RPAとは、ロボティック・プロセス・オートメーションの略。人間が手で行っていた作業をロボットに置き換えることで生産性を向上させる技術のことをいいます。

 

RPAでいう「ロボット」とは、アームが動いて作業するような物理的なロボットではなく、パソコン上で動くソフトウェア。

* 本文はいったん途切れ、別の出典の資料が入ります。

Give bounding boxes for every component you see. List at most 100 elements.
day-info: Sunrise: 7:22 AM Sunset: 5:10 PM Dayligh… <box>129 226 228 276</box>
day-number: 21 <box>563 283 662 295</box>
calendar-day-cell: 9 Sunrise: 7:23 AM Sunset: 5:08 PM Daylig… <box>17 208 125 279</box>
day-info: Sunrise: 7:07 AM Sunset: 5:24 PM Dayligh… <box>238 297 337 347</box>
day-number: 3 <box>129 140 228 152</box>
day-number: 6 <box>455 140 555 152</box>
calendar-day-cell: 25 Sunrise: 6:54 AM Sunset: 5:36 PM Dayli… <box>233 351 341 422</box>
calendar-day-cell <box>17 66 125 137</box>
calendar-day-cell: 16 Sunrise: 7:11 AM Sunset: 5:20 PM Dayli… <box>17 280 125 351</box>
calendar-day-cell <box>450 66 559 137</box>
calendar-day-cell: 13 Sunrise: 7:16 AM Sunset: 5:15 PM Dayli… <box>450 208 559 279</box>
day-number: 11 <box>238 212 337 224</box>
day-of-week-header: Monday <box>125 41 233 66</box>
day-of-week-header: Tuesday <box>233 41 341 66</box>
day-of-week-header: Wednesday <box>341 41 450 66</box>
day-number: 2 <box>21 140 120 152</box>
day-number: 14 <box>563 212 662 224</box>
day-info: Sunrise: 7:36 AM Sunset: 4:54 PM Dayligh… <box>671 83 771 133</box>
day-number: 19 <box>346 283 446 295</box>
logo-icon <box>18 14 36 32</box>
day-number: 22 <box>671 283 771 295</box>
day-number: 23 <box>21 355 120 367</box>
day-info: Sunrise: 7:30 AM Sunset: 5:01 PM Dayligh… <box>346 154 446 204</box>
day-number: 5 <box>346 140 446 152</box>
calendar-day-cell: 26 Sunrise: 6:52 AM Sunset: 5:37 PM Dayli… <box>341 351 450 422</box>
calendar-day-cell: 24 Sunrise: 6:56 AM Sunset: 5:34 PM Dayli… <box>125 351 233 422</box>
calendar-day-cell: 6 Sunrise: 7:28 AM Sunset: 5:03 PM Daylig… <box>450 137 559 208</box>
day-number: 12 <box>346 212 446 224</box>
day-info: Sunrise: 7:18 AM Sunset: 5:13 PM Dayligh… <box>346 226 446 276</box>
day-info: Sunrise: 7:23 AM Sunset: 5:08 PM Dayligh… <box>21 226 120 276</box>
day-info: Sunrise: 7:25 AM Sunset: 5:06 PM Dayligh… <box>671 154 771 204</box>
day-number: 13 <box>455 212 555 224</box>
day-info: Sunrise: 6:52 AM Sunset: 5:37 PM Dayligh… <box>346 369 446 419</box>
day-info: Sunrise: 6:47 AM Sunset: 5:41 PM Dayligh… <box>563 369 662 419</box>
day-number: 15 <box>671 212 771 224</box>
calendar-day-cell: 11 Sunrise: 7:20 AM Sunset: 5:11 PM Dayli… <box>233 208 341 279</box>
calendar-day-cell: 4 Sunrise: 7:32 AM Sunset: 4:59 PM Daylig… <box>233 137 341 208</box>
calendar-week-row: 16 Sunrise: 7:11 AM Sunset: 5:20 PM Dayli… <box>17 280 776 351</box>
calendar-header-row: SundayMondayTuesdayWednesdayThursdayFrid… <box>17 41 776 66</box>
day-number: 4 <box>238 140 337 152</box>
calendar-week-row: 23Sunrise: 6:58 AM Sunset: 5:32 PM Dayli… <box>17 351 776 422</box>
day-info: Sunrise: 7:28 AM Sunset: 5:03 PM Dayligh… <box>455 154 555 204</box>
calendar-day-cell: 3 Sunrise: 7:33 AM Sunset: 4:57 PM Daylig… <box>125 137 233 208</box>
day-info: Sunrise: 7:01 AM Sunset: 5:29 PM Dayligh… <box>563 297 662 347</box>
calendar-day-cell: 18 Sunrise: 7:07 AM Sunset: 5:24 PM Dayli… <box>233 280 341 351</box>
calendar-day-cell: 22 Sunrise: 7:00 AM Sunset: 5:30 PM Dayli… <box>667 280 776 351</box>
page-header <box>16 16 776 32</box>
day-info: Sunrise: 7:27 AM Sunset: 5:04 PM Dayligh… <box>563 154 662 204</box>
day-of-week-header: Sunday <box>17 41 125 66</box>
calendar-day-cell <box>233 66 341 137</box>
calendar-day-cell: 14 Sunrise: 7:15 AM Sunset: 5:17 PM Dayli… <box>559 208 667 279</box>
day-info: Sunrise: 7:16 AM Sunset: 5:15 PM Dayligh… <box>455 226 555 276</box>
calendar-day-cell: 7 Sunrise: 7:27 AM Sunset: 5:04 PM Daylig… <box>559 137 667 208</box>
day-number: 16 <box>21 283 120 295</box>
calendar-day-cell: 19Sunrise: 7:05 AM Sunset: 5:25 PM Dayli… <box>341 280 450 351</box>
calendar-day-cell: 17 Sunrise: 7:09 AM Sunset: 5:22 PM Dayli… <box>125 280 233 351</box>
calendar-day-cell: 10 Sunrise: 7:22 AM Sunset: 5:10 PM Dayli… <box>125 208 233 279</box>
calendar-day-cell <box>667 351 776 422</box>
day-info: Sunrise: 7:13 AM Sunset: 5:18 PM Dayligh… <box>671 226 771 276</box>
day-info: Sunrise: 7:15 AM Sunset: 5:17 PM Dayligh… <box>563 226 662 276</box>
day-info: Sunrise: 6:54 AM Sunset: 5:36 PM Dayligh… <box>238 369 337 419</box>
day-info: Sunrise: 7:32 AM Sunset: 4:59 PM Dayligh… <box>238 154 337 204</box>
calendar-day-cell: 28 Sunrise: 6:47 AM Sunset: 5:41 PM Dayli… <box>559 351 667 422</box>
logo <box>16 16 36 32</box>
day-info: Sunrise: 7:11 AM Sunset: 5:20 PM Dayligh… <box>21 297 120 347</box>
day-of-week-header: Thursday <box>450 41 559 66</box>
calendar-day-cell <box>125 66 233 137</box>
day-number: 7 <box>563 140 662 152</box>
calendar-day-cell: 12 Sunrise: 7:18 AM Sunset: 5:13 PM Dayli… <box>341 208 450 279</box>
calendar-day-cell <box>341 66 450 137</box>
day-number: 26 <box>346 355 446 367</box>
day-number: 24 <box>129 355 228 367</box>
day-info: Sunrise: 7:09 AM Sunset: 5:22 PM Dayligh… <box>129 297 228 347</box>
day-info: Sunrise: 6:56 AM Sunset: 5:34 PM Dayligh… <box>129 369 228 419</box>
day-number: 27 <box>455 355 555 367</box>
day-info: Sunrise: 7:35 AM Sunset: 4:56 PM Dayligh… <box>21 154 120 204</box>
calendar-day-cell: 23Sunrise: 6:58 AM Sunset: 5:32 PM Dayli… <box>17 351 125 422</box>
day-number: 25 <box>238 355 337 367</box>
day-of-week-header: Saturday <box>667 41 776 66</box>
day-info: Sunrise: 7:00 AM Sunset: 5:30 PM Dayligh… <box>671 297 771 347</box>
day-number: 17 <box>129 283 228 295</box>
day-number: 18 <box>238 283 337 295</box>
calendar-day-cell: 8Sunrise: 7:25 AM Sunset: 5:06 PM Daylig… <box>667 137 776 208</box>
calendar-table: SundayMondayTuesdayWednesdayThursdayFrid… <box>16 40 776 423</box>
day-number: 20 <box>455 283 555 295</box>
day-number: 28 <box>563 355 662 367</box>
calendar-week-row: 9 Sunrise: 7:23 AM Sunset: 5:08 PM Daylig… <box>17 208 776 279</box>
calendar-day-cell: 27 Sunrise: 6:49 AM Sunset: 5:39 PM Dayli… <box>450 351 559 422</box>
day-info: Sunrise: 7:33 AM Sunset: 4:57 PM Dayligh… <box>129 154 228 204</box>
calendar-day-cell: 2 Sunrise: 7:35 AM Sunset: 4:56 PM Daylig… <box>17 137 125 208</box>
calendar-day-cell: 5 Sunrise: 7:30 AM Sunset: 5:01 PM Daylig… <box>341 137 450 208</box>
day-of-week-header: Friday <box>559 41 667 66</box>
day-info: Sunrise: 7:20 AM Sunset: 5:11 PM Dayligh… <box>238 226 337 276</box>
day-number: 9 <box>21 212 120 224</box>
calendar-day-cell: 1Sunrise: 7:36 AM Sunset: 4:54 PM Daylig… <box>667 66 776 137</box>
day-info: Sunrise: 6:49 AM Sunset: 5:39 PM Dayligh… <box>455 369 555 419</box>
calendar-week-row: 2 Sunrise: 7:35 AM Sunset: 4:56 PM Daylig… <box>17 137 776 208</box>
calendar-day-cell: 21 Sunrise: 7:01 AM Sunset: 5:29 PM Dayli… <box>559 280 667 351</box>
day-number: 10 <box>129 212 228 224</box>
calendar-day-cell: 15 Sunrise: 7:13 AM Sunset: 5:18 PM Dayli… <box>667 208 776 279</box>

データの収集や入力、メールの送受信などの定型的な業務を人間の代わりにやってくれます。ロボットに代行させたい作業をパソコン上で実践すると、その操作を記憶して作業を代行する仕組みなので、複雑なシステムを組む必要もなければプログラミングの知識も不要。社内の各部署が現場レベルで運用できるため、いちいちIT部門にお伺いを立てる必要もありません。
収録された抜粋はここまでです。